Yiddishbbuk is a horse of another color. These "inscriptions" for string quartet are an attempt to reconstruct archaic apocryphal psalms that Kafka read while living in Prague. In a letter to a friend, Kafka once relayed some of the surviving text: "No one sings as purely as those who are in the deepest hell. Theirs is the song which we confused with that of the angels." Those fabled psalms, originally "in the mode of the Babylonic Lamentations," are transformed here into a memorial to the Holocaust, alternating between the elegiac and the chaotic.

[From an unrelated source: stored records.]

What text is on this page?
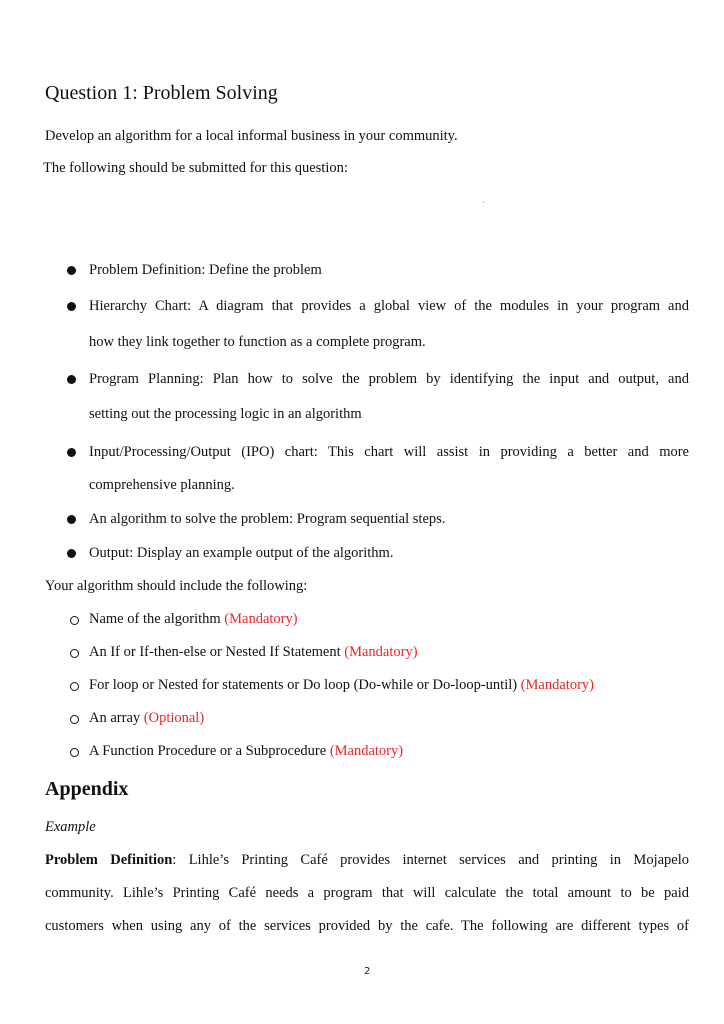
Question 1: Problem Solving
Develop an algorithm for a local informal business in your community.
The following should be submitted for this question:
˘
Problem Definition: Define the problem
Hierarchy Chart: A diagram that provides a global view of the modules in your program and
how they link together to function as a complete program.
Program Planning: Plan how to solve the problem by identifying the input and output, and
setting out the processing logic in an algorithm
Input/Processing/Output (IPO) chart: This chart will assist in providing a better and more
comprehensive planning.
An algorithm to solve the problem: Program sequential steps.
Output: Display an example output of the algorithm.
Your algorithm should include the following:
Name of the algorithm (Mandatory)
An If or If-then-else or Nested If Statement (Mandatory)
For loop or Nested for statements or Do loop (Do-while or Do-loop-until) (Mandatory)
An array (Optional)
A Function Procedure or a Subprocedure (Mandatory)
Appendix
Example
Problem Definition: Lihle’s Printing Café provides internet services and printing in Mojapelo
community. Lihle’s Printing Café needs a program that will calculate the total amount to be paid
customers when using any of the services provided by the cafe. The following are different types of
2
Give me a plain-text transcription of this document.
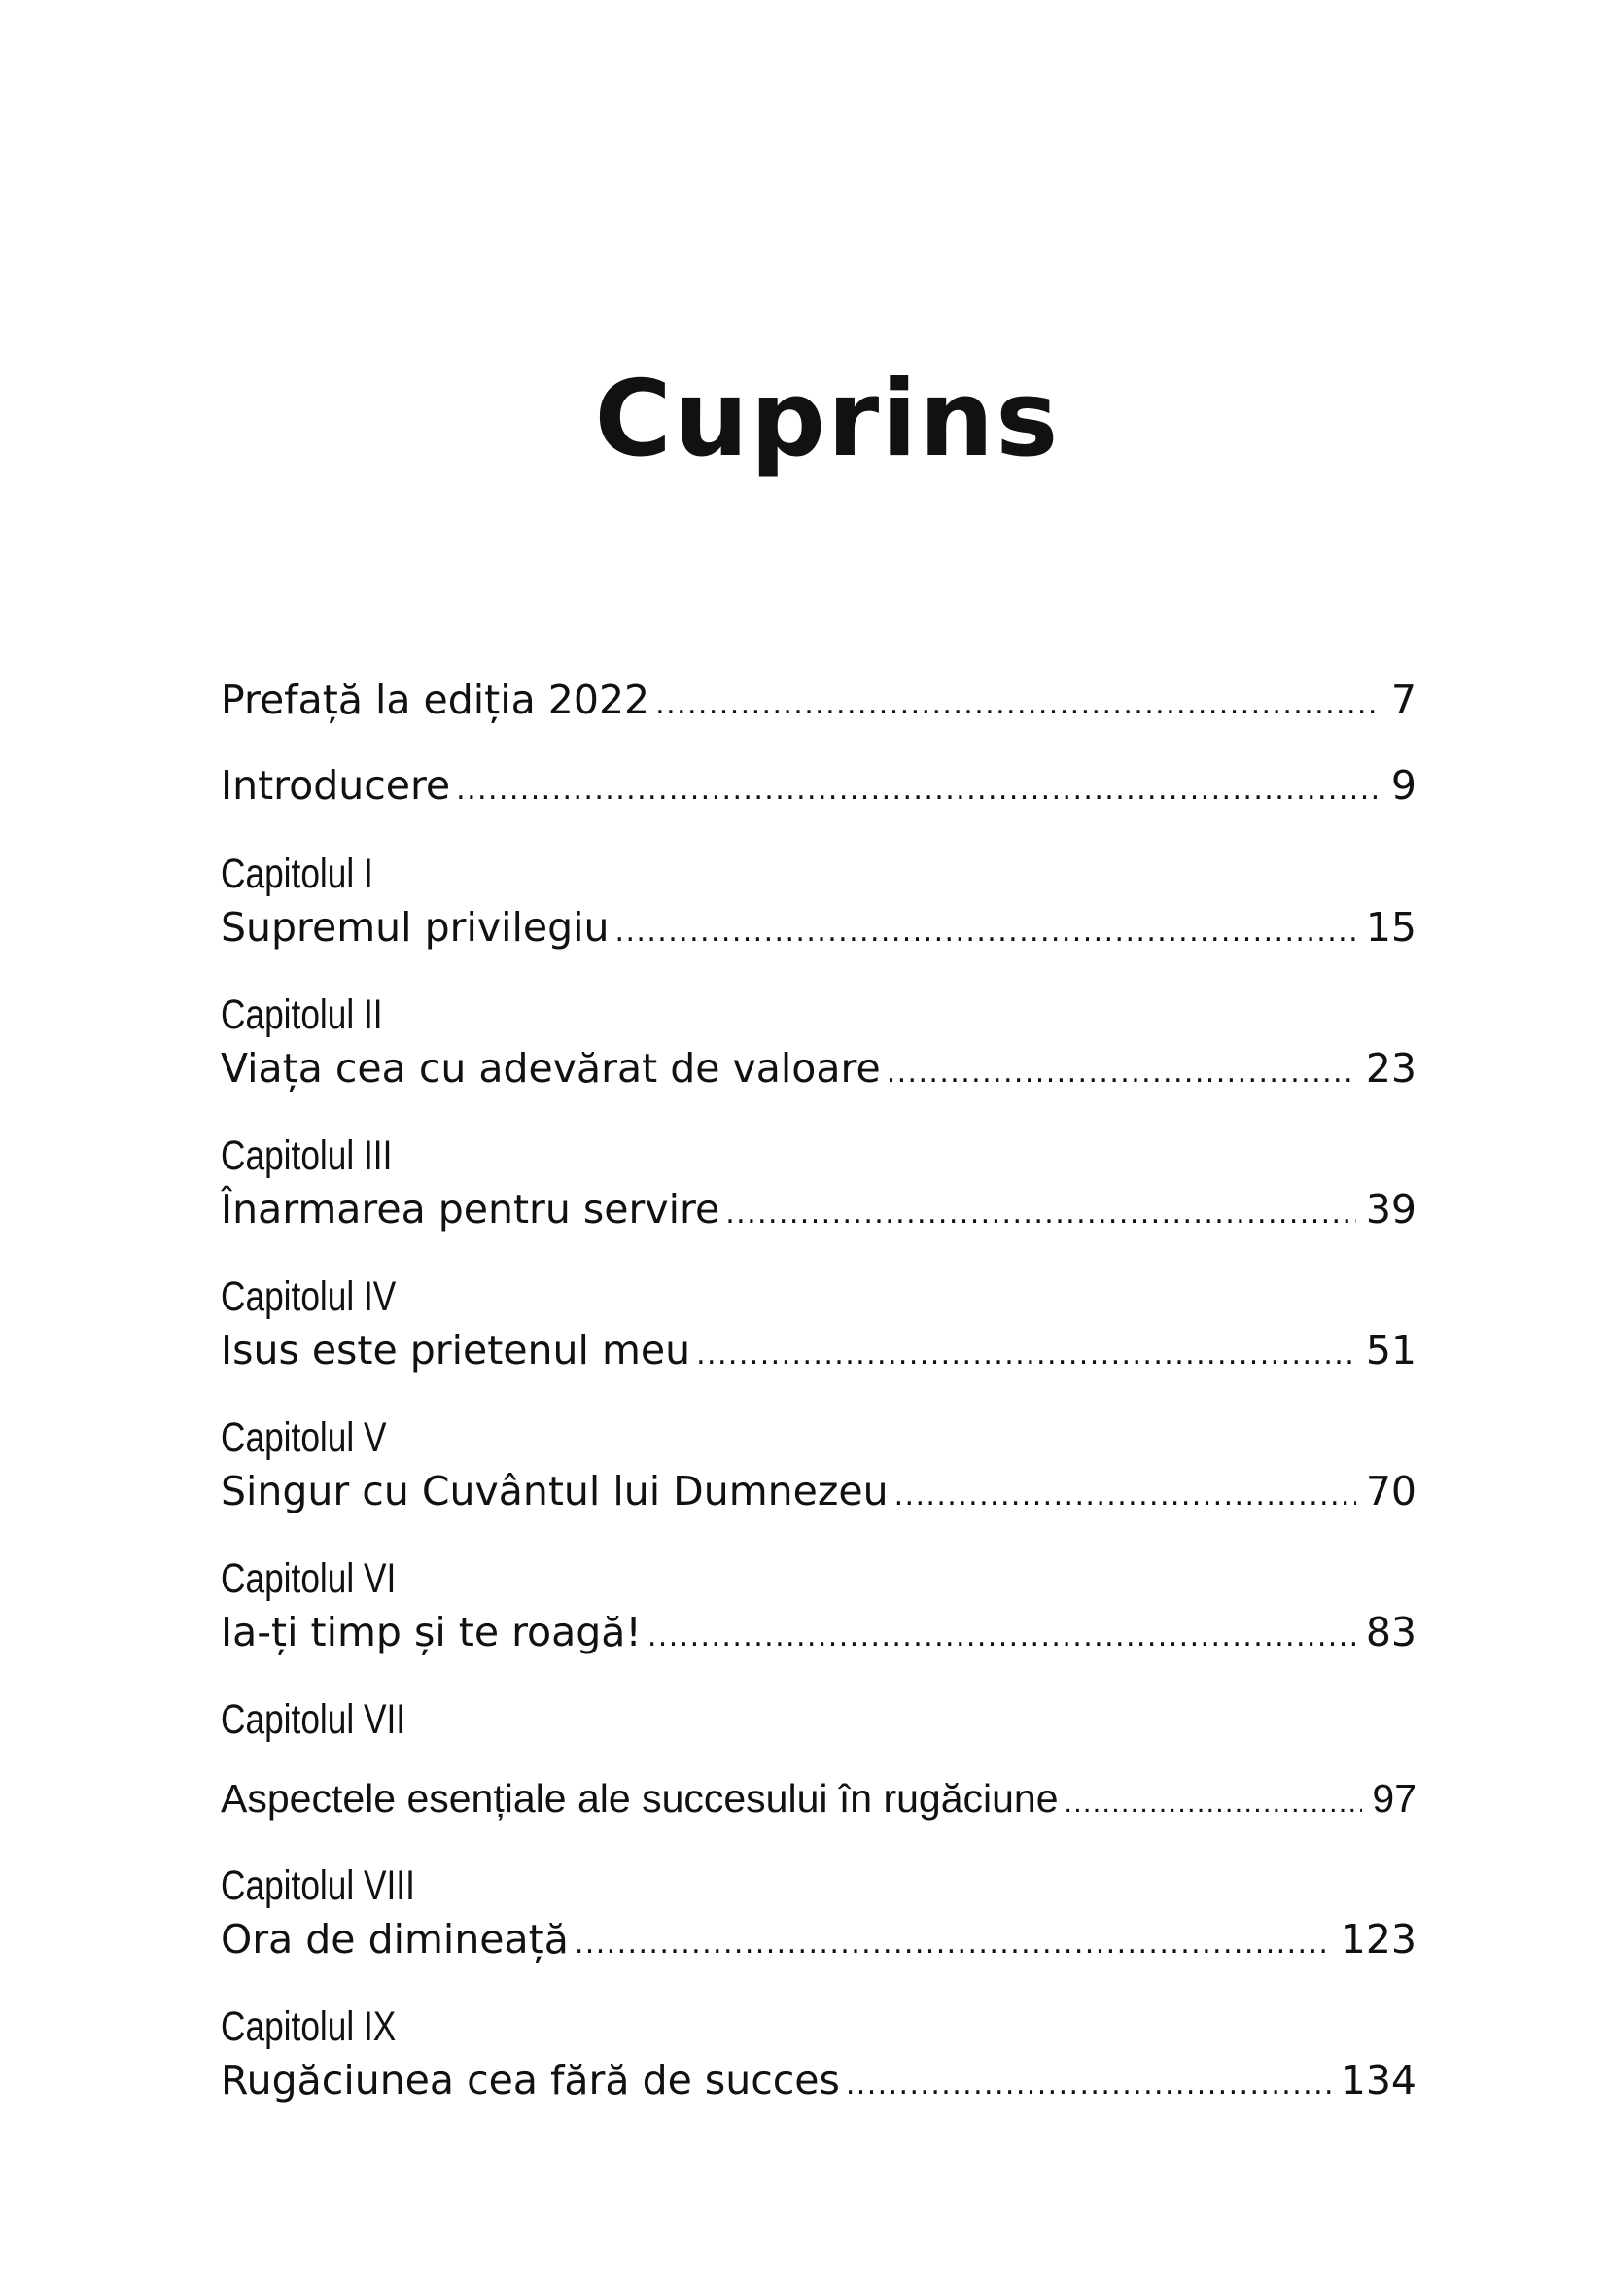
Cuprins
Prefață la ediția 2022 .....	7
Introducere .....	9
Capitolul I
Supremul privilegiu .....	15
Capitolul II
Viața cea cu adevărat de valoare .....	23
Capitolul III
Înarmarea pentru servire .....	39
Capitolul IV
Isus este prietenul meu .....	51
Capitolul V
Singur cu Cuvântul lui Dumnezeu .....	70
Capitolul VI
Ia-ți timp și te roagă! .....	83
Capitolul VII
Aspectele esențiale ale succesului în rugăciune .....	97
Capitolul VIII
Ora de dimineață .....	123
Capitolul IX
Rugăciunea cea fără de succes .....	134
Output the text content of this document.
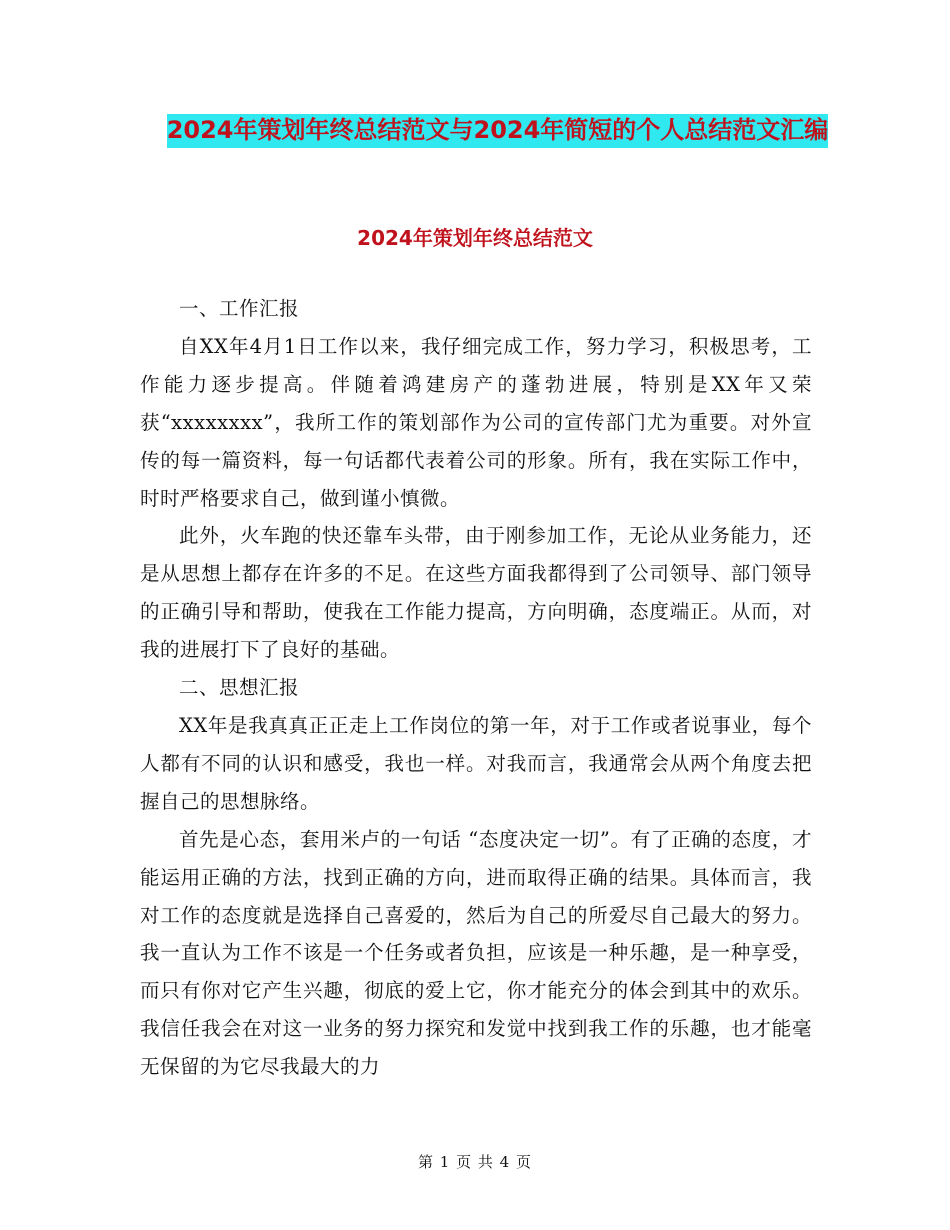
2024年策划年终总结范文与2024年简短的个人总结范文汇编
2024年策划年终总结范文

一、工作汇报

自XX年4月1日工作以来，我仔细完成工作，努力学习，积极思考，工作能力逐步提高。伴随着鸿建房产的蓬勃进展，特别是XX年又荣获“xxxxxxxx”，我所工作的策划部作为公司的宣传部门尤为重要。对外宣传的每一篇资料，每一句话都代表着公司的形象。所有，我在实际工作中，时时严格要求自己，做到谨小慎微。

此外，火车跑的快还靠车头带，由于刚参加工作，无论从业务能力，还是从思想上都存在许多的不足。在这些方面我都得到了公司领导、部门领导的正确引导和帮助，使我在工作能力提高，方向明确，态度端正。从而，对我的进展打下了良好的基础。

二、思想汇报

XX年是我真真正正走上工作岗位的第一年，对于工作或者说事业，每个人都有不同的认识和感受，我也一样。对我而言，我通常会从两个角度去把握自己的思想脉络。

首先是心态，套用米卢的一句话 “态度决定一切”。有了正确的态度，才能运用正确的方法，找到正确的方向，进而取得正确的结果。具体而言，我对工作的态度就是选择自己喜爱的，然后为自己的所爱尽自己最大的努力。我一直认为工作不该是一个任务或者负担，应该是一种乐趣，是一种享受，而只有你对它产生兴趣，彻底的爱上它，你才能充分的体会到其中的欢乐。我信任我会在对这一业务的努力探究和发觉中找到我工作的乐趣，也才能毫无保留的为它尽我最大的力

第 1 页 共 4 页
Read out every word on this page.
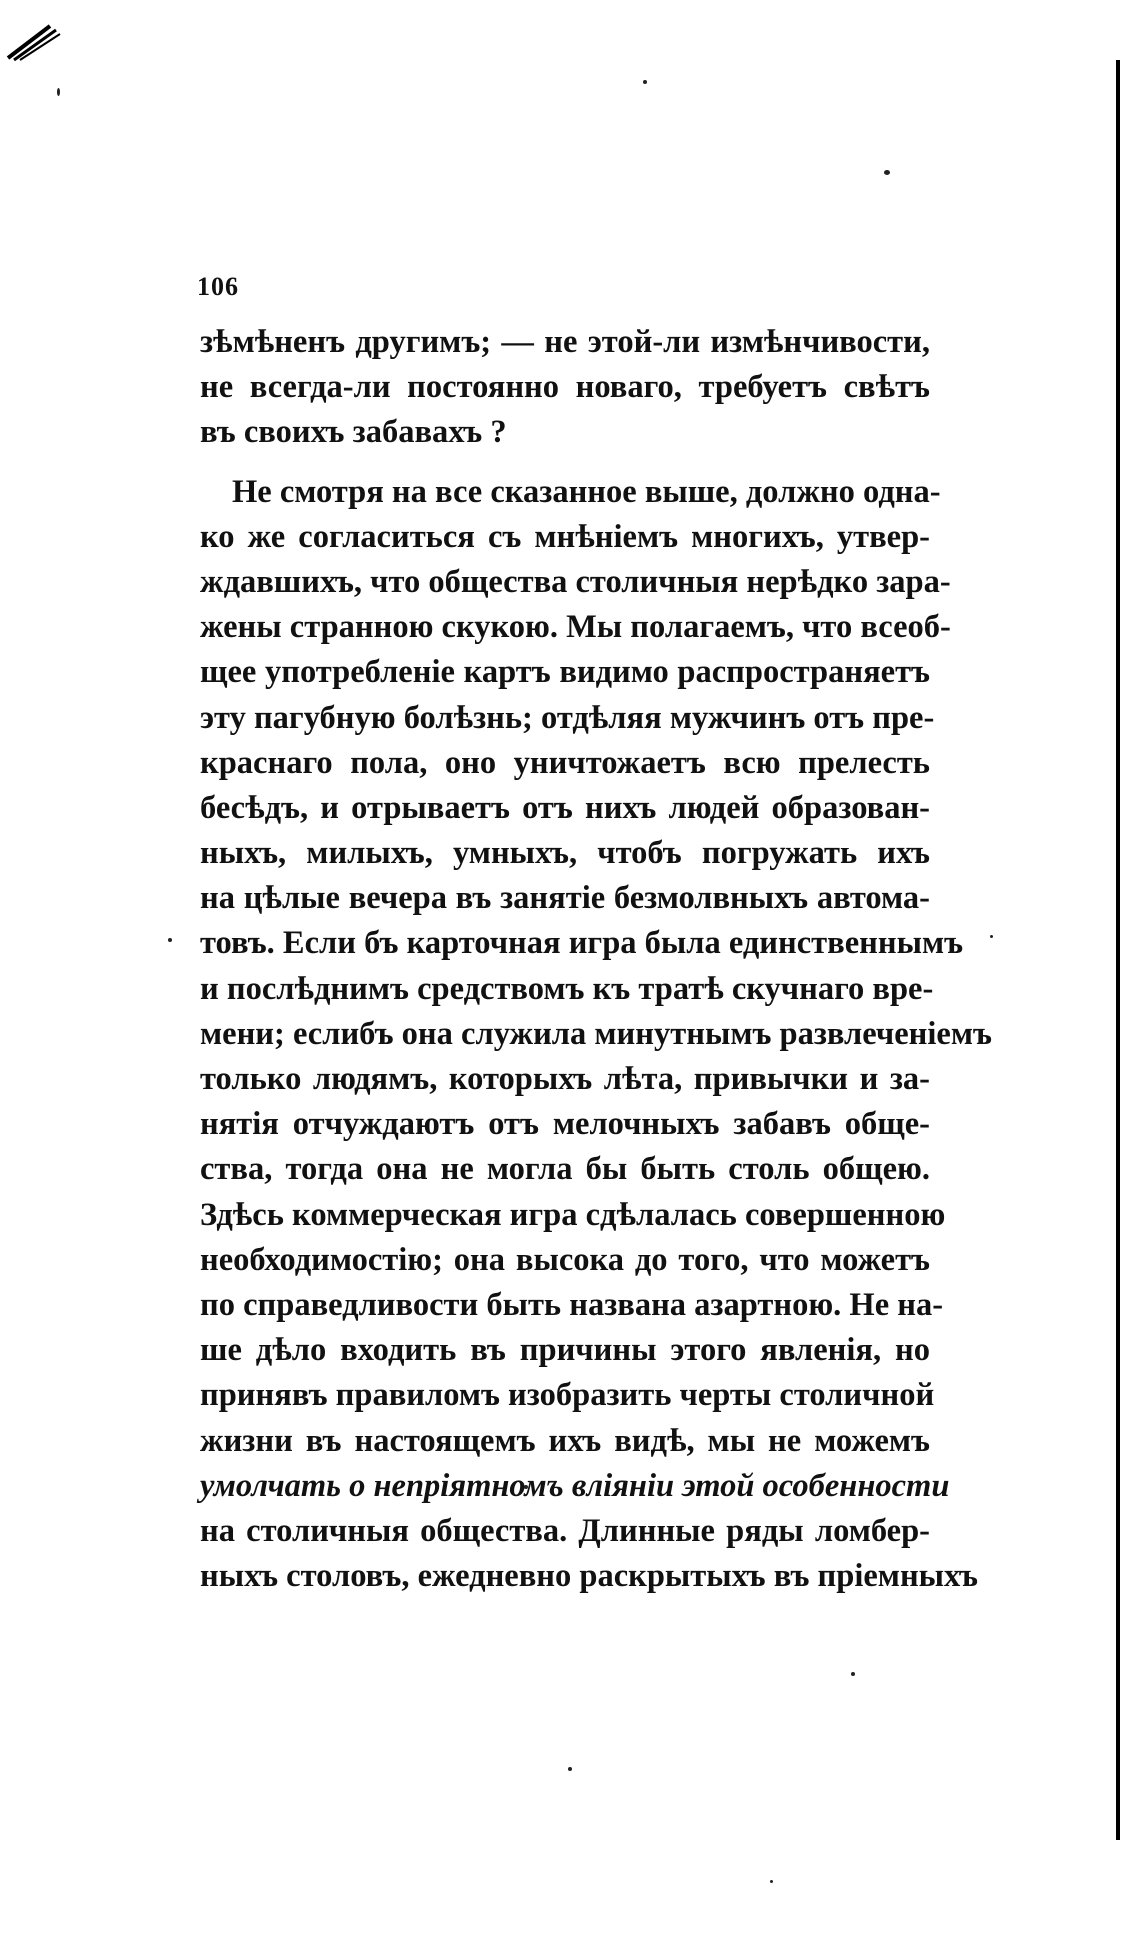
106
зѣмѣненъ другимъ; — не этой-ли измѣнчивости,
не всегда-ли постоянно новаго, требуетъ свѣтъ
въ своихъ забавахъ ?
Не смотря на все сказанное выше, должно одна-
ко же согласиться съ мнѣніемъ многихъ, утвер-
ждавшихъ, что общества столичныя нерѣдко зара-
жены странною скукою. Мы полагаемъ, что всеоб-
щее употребленіе картъ видимо распространяетъ
эту пагубную болѣзнь; отдѣляя мужчинъ отъ пре-
краснаго пола, оно уничтожаетъ всю прелесть
бесѣдъ, и отрываетъ отъ нихъ людей образован-
ныхъ, милыхъ, умныхъ, чтобъ погружать ихъ
на цѣлые вечера въ занятіе безмолвныхъ автома-
товъ. Если бъ карточная игра была единственнымъ
и послѣднимъ средствомъ къ тратѣ скучнаго вре-
мени; еслибъ она служила минутнымъ развлеченіемъ
только людямъ, которыхъ лѣта, привычки и за-
нятія отчуждаютъ отъ мелочныхъ забавъ обще-
ства, тогда она не могла бы быть столь общею.
Здѣсь коммерческая игра сдѣлалась совершенною
необходимостію; она высока до того, что можетъ
по справедливости быть названа азартною. Не на-
ше дѣло входить въ причины этого явленія, но
принявъ правиломъ изобразить черты столичной
жизни въ настоящемъ ихъ видѣ, мы не можемъ
умолчать о непріятномъ вліяніи этой особенности
на столичныя общества. Длинные ряды ломбер-
ныхъ столовъ, ежедневно раскрытыхъ въ пріемныхъ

The movements of the piece bear the initials of the five people commemorated in the work, including three children interned by the Nazis at the Terezin concentration camp (their poems and drawings were preserved in the book I Never Saw Another Butterfly).
The disc concludes with "The Dreams and Prayers of Isaac the Blind," a piece for string quartet and klezmer clarinets (by Todd Palmer) that is an homage to a 12th-century kabbalist rabbi of Provence. It is a musical expression—reflecting joy and sorrow, laughter and tears—of a mystical Jewish belief in a constant state of communion in which human consciousness nurtures and renews itself through meditation. The piece deftly blends prayer and dance and leaves the listener in a state of grace that is all-too-rare in modern music. Five years ago, Kronos Quartet turned "The Dreams and Prayers of Isaac the Blind" into a classical best seller, but the SLSQ raises this work to new heights.